Tra volo e viaggio da Milano a Torino ho davanti tre, quattro ore per pensare e capire: per esempio perché continuo ad andare in Africa, cosa mi spinge in quest’opera quasi missionaria a me che sono così intimamente allergico alle religioni. Perché, malgrado la mia indole tranquilla ed un po’ scansafatiche, prendo il mio corpo (che non ne vorrebbe sapere di spostarsi dal divano del salotto), lo metto su un aereo per Dakar, su vari taxi scassati, furgoncini fatiscenti, carri trainati da cavallo in giro in lungo e largo per la periferia di Dakar, fino alle remote regioni della Casamance e del Fouta. Tutto questo almeno una volta all’anno dal 1998. Cos’è questo viaggio, il settimo, l’ottavo? Prendo il passaporto e cerco di contare i bolli della Repubblica Senegalese; li conto tutti e divido per due così saprò quante volte sono andato in Senegal. Ma chiamano il mio volo … devo andare, sarà per un’altra volta.

Quattordici diviso due sette. Quest’ultimo è il mio settimo viaggio in Senegal. Pensavo di esserci stato più volte, addirittura otto… già mi stavo chiedendo perché torno in Africa. La domanda era stato sotterrata da quel misto di curiosità eccitazione e terrore che mi pervade quando sono in Aereo, ma ora che sono a terra, nella navetta Malpensa-Stazione Centrale Milano sono abbastanza rilassato da chiedermelo. Non si tratta di una domanda semplice: ci sono delle cose che fai perché c’è una motivazione chiara, razionale. Vado al ristorante perché ho fame, vedo un amico perché mi va di farlo, passeggio con Irene perché amo parlare con lei mentre camminiamo. Ma andare in Africa non si può spiegare con semplicità. Cerco di riordinare le idee.

Mi viene in mente un altro viaggio, un’altra attesa di una coincidenza, questa volta a Bruxelles, penso nel 1999. Penso alle parole di Lucia, mentre si discuteva sulle sensazioni fresche del mio secondo viaggio in Africa (per lei doveva essere il terzo od il quarto).

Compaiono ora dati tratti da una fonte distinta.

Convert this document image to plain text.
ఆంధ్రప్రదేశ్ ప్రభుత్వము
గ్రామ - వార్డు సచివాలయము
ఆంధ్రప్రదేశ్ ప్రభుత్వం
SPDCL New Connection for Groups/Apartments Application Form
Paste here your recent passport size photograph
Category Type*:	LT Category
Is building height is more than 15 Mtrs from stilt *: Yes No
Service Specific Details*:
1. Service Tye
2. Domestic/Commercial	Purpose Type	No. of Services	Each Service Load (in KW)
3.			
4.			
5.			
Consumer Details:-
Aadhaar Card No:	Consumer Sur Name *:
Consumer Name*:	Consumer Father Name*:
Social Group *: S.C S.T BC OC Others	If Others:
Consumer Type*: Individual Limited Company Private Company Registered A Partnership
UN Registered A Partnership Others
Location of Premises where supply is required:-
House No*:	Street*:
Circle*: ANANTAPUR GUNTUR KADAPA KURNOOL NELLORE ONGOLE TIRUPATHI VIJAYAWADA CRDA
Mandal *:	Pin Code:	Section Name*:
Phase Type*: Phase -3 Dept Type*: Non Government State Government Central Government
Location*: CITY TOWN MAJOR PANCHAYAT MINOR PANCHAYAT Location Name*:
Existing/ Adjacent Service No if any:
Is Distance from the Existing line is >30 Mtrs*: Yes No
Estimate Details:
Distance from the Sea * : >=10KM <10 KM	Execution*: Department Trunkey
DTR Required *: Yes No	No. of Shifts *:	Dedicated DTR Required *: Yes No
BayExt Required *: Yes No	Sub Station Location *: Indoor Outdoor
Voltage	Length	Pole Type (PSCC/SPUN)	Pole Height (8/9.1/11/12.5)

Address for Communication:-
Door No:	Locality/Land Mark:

Non me le ricordo con esattezza, ma il senso era “in Africa è tutto un caos, le condizioni sono invilibili, ma negli africani c’è energia, c’è voglia di stare insieme e di crescere, di parlare fino a notte inoltrata. In Europa ci sono i mezzi più complessi e potenti del mondo, ma quell’energia si è spenta”

Già, l’energia. Forse da quella chiacchierata è nato il mio concetto di “Africa cuore emotivo del pianeta”; ma sarà poi un mio concetto o l’ho copiato da qualcun altro di cui non ricordo nemmeno il nome? Poco importa, il concetto mi piace e l’ho fatto mio. Lo ripeto spesso ed a volte, chi mi sta attorno, lo assimila e lo fa suo, proprio come ho fatto io. Mi ricordo ad esempio di quella volta che, sulla RER di Parigi, Massimo rimase colpito dalla reazione eccessivamente emotiva di un francese di colore davanti a quello che aveva appena vomitato un nostro compagno di viaggio. In quel momento mi disse “Hai proprio ragione, gli africani sono molto emotivi…”; benché so che Massimo mi tiene nella più grande considerazione, penso che quella sia stata la volta in cui ha esternato questo rispetto nei miei confronti nella maniera più lampante.

Au revoir (Adieu?) - Dakar 10 ottobre 2009


Da oggi è ufficiale, perché anche in Senegal sono stati informati: per la riorganizzazione in atto il tutto il Movimento Umanista non sono più direttamente responsabile dei gruppi senegalesi.
Da adesso, ognuno per la sua strada.
Il cambiamento è rivoluzionario, almeno per quel che riguarda la vita dei soggetti implicati e di coloro che, in qualche modo, hanno collaborato e seguito fin qui le mie avventure senegalesi.
Per darvi un idea, nella mia agenda elettronica c’era (e c’è ancora perché non ho avuto ancora il coraggio di cancellarlo) un appuntamento periodico, tutti i mercoledì sera, che dice solamente “Africa”.
Mi serviva per ricordarmi che ogni settimana dovevo dedicare qualche minuto a pensare al processo africano ed a coloro che lo stanno portando avanti.
Ora quel promemoria non serve più.
La riorganizzazione delle attività prevede infatti che i senegalesi portino avanti le loro attività a livello locale, con le loro forze, senza un referente “straniero”.
Quello che spero è che il lavoro di formazione portato avanti in questi anni (a Diourbel a partire dal 2006) dia, almeno a qualcuno, l’autonomia sufficiente per proseguire da solo nell’opera di creare una società più umana.
Forse potevo fare di più e meglio, ormai il dado è tratto.
Non che pensavo che questo momento non sarebbe mai arrivato, ma viverlo è un'altra cosa … come dicevo una rivoluzione …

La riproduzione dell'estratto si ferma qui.